St. Ignatius San Francisco

Yesterday my friend and mentor Jim sent me a short email: “Giving thanks for your Dad’s life tomorrow. HUGS.”

It didn’t surprise me that Jim would suspect that this is a time of reflection for me.

January and February were always hard months for Dad. I expected that he would ultimately pass away during one of those barren months. But each year with astounding speed, daffodil buds would proceed inch-by-inch out of the ground, quince bushes would blossom into their full fuchsia glory, and tulip magnolias would burst into flower. And Dad would say, “I think I might make it after all.”

This spring, finally, he didn’t. But as the spring roars along, I am grateful that Dad is at peace. And I am comforted by the memory of his smile (that “big ass” smile as I so indelicately put it during my remarks at his memorial) a few hours before he died.

I awakened this Easter morning fully aware that, finally, Dad has moved on.

By happenstance, my husband, Todd, and I were in San Francisco for the weekend, which gave us the opportunity to attend church where someone very special to us is the new pastor. Fr. Greg Bonfiglio, S.J., former president of Jesuit High School, was slated to lead the 9:30 Easter service at St. Ignatius Parish in San Francisco. The many pillars of the church were festooned with garlands of flowers, decorated with pots of yellow narcissus and encircled with large bouquets of forsythia.

Commenting on the gospel, Fr. Greg described how Simon Peter had arrived breathless at the tomb and peered in. Only when he saw the cloth that had covered Jesus’ face did he believe that Jesus was no longer there, and had risen.

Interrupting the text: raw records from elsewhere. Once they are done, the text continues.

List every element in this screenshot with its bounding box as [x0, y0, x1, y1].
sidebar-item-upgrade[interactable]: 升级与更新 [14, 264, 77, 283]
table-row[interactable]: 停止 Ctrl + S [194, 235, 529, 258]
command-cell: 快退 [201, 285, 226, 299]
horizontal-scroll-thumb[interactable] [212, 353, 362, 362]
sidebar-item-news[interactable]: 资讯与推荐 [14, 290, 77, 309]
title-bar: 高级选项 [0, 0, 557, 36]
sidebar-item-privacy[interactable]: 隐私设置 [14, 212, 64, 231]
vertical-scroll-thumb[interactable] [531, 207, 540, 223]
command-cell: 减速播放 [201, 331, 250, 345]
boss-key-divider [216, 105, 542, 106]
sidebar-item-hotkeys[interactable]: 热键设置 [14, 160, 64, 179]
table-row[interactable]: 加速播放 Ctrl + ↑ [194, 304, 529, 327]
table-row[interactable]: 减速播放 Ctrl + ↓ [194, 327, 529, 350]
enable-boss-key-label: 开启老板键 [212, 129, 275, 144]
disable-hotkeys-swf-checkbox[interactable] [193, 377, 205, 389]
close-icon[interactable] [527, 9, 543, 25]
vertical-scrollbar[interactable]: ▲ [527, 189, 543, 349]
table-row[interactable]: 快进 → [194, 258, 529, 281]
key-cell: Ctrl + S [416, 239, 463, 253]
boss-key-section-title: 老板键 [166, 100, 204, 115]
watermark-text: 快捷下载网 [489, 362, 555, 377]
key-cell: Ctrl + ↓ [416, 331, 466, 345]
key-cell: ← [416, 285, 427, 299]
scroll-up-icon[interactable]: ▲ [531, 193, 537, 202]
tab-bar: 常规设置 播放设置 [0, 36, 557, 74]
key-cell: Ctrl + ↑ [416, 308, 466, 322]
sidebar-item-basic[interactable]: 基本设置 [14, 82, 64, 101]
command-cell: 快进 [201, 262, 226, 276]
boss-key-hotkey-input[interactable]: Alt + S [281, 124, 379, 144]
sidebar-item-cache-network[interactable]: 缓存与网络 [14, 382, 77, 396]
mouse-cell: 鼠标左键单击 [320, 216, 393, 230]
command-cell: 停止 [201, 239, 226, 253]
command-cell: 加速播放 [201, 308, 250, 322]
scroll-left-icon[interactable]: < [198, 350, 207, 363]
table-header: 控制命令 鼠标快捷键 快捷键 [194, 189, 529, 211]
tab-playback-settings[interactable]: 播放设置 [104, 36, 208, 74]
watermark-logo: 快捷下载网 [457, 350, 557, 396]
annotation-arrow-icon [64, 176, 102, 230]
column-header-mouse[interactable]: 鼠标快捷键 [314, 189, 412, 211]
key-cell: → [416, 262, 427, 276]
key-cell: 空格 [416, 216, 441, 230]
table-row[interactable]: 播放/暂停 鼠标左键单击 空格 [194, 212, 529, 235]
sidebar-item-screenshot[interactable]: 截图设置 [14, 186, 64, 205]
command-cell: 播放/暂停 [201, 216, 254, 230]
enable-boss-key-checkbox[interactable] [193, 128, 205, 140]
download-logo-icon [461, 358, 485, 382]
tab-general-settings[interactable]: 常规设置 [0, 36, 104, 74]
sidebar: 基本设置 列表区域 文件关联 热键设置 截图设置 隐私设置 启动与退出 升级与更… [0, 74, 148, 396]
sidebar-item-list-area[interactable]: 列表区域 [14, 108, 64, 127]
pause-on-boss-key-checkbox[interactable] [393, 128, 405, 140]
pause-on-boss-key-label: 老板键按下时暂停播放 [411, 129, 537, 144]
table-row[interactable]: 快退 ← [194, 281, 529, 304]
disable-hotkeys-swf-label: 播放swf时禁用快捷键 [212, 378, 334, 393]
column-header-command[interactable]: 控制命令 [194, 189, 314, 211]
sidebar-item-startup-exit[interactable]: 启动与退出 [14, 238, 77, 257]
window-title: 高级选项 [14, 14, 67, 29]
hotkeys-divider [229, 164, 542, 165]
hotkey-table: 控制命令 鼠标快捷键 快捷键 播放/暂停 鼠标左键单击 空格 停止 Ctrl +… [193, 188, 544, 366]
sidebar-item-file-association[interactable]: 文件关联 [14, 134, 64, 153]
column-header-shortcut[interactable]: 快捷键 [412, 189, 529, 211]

“Seeing really is believing,” Fr. Greg said, “but this is a different kind of seeing. This is the kind of seeing that is open…”

I still struggle with faith and questions of what happens after death. My blog posts are full of questions. But in my father’s last hours, I saw him in communion with someone he loved. By the time he died, the journey of his last few months affected me in a visceral way and led me to greater openness in resurrection after death.

On the day he died, my brother Dean and I told Dad it was okay for him to go, that we would see him again, and that we would be fine. I had to let go and stop trying to prevent Dad from dying. I had to trust God that He would care for him.

“Seeing” leads to believing, and believing, to trust.